Thankfully it didn't take the taxi driver more than ten minutes to get us to her house. I allowed Ruby to pay the driver since I would have been capable of walking the distance.

As the cab sped off, Ruby turned to me before we went inside the house and put a hand on my arm, making me stop on the walkway to her home near the curb. Looking at me she said in a near whisper, "Thank you, Lilah, you are a true friend."

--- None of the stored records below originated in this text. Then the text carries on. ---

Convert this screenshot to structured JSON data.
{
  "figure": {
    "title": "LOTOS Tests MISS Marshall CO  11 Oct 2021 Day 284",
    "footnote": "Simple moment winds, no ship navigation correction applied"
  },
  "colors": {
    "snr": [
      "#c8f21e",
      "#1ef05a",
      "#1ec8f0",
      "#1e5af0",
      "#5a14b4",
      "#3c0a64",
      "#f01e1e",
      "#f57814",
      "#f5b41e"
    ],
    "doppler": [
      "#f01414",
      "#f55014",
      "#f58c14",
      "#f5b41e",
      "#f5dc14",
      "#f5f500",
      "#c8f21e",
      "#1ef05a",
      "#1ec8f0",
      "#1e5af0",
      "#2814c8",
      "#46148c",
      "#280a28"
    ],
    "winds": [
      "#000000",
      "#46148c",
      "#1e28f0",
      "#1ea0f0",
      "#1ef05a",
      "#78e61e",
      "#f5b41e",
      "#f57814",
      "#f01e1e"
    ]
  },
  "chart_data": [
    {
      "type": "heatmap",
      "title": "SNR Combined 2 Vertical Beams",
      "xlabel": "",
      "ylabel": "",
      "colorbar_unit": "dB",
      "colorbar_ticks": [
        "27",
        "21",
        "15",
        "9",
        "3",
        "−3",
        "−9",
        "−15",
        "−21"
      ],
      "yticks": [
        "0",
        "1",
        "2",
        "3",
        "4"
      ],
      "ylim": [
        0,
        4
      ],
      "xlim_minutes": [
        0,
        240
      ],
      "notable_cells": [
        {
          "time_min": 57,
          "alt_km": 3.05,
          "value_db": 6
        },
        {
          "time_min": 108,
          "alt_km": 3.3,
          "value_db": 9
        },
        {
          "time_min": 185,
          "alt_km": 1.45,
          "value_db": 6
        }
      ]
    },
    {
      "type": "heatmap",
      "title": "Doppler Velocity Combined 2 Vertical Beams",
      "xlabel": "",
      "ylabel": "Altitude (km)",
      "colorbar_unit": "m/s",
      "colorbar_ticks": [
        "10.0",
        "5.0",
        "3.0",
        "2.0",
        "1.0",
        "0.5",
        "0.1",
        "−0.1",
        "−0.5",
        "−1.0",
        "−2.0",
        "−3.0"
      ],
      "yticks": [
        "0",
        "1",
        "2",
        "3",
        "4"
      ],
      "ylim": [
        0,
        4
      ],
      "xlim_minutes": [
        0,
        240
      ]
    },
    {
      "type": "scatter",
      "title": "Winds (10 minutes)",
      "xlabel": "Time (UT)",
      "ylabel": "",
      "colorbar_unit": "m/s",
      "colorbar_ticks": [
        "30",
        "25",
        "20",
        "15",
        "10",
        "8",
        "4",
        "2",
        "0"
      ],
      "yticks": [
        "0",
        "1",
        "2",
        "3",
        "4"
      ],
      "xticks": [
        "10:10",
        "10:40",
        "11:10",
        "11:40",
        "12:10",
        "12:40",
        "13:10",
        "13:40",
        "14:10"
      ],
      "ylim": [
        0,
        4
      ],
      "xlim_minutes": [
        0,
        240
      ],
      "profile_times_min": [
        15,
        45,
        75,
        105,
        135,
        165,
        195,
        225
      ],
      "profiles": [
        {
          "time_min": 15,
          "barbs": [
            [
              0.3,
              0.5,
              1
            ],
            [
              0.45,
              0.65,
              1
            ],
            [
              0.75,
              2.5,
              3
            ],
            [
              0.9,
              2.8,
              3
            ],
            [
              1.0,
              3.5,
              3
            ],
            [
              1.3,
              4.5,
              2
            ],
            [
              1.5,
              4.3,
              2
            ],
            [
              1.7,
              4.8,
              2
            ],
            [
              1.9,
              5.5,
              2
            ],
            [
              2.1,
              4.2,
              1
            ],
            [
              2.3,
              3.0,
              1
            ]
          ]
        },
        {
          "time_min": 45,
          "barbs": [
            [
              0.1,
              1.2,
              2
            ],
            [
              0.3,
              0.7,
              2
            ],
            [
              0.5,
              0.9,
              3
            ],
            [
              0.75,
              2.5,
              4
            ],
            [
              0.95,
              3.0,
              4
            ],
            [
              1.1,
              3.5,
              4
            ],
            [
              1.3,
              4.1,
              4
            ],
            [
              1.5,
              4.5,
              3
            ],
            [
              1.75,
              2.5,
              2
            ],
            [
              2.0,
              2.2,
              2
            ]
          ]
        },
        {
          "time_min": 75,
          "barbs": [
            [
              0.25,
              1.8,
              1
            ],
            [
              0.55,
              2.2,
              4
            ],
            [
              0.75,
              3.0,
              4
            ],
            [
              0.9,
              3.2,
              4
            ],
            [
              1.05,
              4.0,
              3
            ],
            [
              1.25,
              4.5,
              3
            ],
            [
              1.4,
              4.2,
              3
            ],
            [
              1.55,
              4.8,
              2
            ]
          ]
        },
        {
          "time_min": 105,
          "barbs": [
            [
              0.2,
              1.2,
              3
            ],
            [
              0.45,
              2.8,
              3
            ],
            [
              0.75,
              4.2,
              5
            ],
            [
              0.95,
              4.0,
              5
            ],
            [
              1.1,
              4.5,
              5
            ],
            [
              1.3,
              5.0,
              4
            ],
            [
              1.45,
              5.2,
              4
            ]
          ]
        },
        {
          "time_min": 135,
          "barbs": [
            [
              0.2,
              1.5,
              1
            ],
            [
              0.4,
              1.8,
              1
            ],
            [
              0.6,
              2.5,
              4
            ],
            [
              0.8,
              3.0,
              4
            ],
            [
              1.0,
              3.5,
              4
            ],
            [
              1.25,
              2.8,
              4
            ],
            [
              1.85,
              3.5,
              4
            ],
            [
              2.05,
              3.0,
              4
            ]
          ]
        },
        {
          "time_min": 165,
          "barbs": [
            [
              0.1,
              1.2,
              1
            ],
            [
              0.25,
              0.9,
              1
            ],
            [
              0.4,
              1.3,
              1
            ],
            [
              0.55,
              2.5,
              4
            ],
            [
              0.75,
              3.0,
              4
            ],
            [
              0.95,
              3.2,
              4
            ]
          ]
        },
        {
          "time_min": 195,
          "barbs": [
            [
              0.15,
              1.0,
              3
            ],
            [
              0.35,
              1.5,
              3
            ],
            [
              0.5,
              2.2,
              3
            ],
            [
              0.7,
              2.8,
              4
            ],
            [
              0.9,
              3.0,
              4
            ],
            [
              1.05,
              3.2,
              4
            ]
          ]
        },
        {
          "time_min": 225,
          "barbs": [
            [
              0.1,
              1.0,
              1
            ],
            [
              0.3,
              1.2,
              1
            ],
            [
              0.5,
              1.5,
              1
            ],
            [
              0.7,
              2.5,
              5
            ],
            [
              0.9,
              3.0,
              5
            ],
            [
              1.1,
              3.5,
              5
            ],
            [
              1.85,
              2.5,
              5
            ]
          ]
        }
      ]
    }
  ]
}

I was still puzzling over that when I saw a small pin-sized red dot on Ruby's throat. Without uttering a sound, I dove towards Ruby and threw her to the ground behind the small shrubs that lined the pathway to her front door. Whoever was aiming for Ruby wasted a bullet that tore through the space where she'd been, and it harmlessly slammed in and through a corner of the garage that was behind us both. A puff of air and the flying bits from her home were the only signs that the shot had been made. So whoever was out there had a rifle that had a suppressor, and a nice laser site with that pretty little red dot that spelled out trouble. That I had lightning-fast reflexes probably was the only reason Ruby wasn't dead yet.

I growled, not happy at all, "Ruby, do you have the juice to pull some of that marine layer over here? We need some fog fast."

Buried beneath me, Ruby said, "Let me get a breath and I'll do something."

I shifted off her with my back blocking her from the street, and she began to chant and weave a spell. I could feel the energy roaring off her, quickly surrounding us with a layer of protection, and with the fog drifting in rapidly, the visibility dropped on the street to maybe two feet.